Scenario 4: Edge deployment
→ GGUF format (llama.cpp)

Common Tools

Tool Supported Formats Features
AutoGPTQ GPTQ Easy to use, HuggingFace integrated
AutoAWQ AWQ Fast, hardware-friendly
llama.cpp GGUF CPU-friendly, multiple quantization levels
bitsandbytes NF4/INT8 Commonly used for QLoRA
exllama/exllamav2 GPTQ High-performance inference

Usage Example

Loading a 4-bit Model

1
2
3
4
5
6
7
8
9
10
11
12
13
14
from transformers import AutoModelForCausalLM, BitsAndBytesConfig

## Configure 4-bit quantization
bnb_config = BitsAndBytesConfig(
load_in_4bit=True,
bnb_4bit_quant_type="nf4", # Use NF4
bnb_4bit_compute_dtype=torch.float16
)

model = AutoModelForCausalLM.from_pretrained(
"meta-llama/Llama-2-70b-hf",
quantization_config=bnb_config,
device_map="auto"
)

Summary

Low-bit quantization is a key technology for running large models under resource constraints.

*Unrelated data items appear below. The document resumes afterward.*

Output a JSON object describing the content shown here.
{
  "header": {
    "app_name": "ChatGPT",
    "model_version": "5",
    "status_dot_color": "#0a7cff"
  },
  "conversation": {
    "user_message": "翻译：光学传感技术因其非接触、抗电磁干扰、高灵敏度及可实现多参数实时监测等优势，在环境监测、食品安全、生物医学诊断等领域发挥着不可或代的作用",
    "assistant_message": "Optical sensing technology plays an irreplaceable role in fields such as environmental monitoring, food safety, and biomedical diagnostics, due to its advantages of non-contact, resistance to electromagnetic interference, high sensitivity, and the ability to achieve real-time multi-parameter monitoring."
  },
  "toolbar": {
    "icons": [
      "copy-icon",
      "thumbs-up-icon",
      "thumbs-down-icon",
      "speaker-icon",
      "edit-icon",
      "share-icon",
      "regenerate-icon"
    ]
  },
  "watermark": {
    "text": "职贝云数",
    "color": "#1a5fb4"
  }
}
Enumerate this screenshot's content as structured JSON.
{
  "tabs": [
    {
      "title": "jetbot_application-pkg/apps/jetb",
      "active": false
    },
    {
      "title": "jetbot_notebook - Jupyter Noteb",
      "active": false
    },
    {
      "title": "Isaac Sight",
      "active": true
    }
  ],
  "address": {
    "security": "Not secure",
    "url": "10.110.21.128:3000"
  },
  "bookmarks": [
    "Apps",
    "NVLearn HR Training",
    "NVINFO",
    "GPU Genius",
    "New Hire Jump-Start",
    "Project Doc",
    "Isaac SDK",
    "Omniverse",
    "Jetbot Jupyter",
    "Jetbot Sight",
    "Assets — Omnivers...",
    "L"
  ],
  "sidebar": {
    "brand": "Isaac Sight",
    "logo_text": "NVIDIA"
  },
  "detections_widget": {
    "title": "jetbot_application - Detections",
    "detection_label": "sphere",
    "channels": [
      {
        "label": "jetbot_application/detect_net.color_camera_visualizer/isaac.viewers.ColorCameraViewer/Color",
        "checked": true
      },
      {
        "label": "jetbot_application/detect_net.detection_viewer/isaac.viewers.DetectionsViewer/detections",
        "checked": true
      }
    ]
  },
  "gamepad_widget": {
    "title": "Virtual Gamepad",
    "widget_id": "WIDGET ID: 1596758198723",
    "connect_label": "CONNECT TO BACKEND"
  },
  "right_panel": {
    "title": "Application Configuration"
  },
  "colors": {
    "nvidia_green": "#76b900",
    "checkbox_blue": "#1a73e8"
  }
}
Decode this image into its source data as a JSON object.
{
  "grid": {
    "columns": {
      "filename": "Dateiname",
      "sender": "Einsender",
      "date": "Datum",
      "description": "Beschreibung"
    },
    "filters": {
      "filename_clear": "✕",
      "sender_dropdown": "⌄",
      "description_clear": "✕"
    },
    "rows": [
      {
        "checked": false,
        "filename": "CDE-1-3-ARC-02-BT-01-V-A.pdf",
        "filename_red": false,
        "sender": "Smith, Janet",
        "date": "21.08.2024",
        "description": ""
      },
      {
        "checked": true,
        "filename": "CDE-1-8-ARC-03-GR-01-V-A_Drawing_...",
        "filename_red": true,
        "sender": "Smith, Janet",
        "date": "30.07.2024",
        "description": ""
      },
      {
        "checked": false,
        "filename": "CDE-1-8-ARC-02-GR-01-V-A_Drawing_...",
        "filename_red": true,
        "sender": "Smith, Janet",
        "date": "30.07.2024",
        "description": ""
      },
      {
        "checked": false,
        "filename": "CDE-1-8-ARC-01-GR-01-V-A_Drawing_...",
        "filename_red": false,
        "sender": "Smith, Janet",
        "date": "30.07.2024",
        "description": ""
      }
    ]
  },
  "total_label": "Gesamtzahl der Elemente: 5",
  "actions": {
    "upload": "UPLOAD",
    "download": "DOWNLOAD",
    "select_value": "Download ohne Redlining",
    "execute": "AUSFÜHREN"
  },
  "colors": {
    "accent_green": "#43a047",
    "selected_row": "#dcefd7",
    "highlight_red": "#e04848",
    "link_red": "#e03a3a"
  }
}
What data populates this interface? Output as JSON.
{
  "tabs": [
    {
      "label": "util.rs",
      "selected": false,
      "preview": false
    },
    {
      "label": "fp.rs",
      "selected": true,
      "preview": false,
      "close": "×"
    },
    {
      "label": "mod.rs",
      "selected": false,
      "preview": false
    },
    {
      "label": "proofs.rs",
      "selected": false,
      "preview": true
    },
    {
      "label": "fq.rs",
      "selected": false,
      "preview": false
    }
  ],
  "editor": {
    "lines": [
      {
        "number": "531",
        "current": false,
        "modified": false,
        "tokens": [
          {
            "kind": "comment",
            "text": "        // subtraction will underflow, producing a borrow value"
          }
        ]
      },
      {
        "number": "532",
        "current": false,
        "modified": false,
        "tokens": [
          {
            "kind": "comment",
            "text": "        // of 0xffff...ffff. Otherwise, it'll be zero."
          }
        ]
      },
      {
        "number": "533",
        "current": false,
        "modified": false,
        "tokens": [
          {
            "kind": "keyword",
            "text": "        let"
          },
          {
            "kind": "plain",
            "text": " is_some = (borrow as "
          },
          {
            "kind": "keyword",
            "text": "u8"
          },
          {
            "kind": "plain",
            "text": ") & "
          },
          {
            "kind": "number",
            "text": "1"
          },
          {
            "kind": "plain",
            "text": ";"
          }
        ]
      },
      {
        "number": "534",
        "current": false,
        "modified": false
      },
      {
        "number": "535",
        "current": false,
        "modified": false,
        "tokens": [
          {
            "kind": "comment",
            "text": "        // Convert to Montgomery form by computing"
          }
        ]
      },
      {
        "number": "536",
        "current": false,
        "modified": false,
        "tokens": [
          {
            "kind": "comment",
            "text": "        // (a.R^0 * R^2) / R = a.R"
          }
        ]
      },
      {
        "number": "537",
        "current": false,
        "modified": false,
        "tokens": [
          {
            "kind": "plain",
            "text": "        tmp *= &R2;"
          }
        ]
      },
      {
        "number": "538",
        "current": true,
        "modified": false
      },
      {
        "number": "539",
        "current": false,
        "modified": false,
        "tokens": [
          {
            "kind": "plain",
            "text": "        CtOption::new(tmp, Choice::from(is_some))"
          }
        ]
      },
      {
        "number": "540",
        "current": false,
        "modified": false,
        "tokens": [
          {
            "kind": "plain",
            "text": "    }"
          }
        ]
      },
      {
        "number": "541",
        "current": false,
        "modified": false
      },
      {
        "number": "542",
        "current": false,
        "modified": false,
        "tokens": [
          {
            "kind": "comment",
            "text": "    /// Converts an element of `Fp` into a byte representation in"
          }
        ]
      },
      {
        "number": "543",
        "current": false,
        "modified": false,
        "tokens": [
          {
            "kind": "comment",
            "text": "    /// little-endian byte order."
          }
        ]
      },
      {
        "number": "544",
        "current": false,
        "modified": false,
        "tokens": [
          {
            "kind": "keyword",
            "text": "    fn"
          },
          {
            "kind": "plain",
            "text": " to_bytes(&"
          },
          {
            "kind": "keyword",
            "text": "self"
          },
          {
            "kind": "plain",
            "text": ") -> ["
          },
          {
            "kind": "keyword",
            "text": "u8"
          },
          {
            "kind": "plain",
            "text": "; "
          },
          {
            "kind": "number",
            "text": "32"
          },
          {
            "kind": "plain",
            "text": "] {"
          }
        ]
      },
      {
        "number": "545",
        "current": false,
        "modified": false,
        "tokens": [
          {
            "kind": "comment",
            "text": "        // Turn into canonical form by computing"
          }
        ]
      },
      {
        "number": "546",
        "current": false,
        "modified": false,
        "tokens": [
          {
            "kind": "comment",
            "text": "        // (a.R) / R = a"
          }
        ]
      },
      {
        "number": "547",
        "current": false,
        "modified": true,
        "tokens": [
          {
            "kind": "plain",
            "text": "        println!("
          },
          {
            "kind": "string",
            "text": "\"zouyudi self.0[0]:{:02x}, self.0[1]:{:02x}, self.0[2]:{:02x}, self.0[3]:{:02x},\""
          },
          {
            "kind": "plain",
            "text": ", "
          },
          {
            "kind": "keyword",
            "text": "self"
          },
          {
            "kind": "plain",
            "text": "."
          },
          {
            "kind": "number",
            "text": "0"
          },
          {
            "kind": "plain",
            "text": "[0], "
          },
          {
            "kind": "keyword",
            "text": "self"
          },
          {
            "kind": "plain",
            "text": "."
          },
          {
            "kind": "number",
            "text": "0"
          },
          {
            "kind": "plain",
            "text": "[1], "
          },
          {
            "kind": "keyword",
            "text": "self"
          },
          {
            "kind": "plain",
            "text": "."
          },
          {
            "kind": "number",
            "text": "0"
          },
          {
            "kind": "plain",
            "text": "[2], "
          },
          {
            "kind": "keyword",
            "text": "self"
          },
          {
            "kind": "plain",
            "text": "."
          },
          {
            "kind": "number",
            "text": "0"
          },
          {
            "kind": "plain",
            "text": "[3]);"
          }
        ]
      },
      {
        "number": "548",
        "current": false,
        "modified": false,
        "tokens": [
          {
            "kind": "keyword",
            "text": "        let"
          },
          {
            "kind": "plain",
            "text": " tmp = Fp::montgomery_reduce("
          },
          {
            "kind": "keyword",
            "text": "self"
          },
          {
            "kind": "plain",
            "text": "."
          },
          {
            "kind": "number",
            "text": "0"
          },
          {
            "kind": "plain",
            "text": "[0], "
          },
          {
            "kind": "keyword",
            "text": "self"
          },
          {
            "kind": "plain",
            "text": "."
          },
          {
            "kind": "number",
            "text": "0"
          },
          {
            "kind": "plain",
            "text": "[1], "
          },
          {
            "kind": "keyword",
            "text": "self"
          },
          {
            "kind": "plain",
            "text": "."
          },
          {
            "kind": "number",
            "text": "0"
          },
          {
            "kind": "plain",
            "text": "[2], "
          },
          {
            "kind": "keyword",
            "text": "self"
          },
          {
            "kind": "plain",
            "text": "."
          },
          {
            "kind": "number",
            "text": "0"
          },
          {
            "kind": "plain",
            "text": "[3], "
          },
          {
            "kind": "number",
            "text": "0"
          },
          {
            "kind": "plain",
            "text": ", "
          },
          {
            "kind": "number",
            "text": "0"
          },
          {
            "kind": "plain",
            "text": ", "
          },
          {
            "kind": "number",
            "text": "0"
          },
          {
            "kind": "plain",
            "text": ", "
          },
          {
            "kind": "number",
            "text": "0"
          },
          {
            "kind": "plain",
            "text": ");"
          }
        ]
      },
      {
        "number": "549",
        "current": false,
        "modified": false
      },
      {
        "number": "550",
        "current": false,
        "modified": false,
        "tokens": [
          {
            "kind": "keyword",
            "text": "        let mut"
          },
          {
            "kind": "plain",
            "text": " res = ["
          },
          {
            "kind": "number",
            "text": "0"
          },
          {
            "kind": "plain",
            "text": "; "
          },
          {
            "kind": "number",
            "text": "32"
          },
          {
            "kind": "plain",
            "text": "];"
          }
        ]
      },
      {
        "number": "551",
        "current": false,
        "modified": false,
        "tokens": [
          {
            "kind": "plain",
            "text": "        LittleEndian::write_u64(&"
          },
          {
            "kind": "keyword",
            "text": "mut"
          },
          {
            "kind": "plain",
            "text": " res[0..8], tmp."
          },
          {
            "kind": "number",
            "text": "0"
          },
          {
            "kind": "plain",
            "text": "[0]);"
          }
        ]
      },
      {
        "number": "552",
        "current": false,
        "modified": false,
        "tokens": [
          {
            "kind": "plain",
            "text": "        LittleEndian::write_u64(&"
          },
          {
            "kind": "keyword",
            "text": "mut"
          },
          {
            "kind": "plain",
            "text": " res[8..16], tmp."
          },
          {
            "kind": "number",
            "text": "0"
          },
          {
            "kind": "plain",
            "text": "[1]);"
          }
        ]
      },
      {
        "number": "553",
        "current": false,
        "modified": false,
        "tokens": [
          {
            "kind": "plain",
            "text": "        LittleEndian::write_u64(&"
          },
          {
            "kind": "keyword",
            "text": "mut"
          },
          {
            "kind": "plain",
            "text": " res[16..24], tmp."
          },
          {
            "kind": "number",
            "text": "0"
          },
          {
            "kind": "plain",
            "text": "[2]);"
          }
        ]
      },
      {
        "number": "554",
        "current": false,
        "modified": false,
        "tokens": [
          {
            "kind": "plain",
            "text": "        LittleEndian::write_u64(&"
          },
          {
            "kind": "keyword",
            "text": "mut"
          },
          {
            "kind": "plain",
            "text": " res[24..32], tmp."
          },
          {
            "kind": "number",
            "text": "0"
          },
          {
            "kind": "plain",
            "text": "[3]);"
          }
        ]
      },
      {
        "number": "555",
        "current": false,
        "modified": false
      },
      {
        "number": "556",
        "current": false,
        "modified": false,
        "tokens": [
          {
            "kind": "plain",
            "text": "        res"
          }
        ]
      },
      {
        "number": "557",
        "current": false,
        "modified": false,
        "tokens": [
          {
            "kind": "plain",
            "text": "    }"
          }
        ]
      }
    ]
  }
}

From INT4 to INT2 to binary networks, each bit reduction represents a difficult balance between precision and efficiency.

Key points:

  1. INT4 is mainstream: GPTQ, AWQ are mature and usable
  2. Group quantization: Key technique for improving precision
  3. Activation-aware: Methods like AWQ identify important weights
  4. Rich tooling: AutoGPTQ, llama.cpp, etc. are ready to use

Low-bit quantization brings large models “into ordinary homes,” serving as an important driver for AI democratization.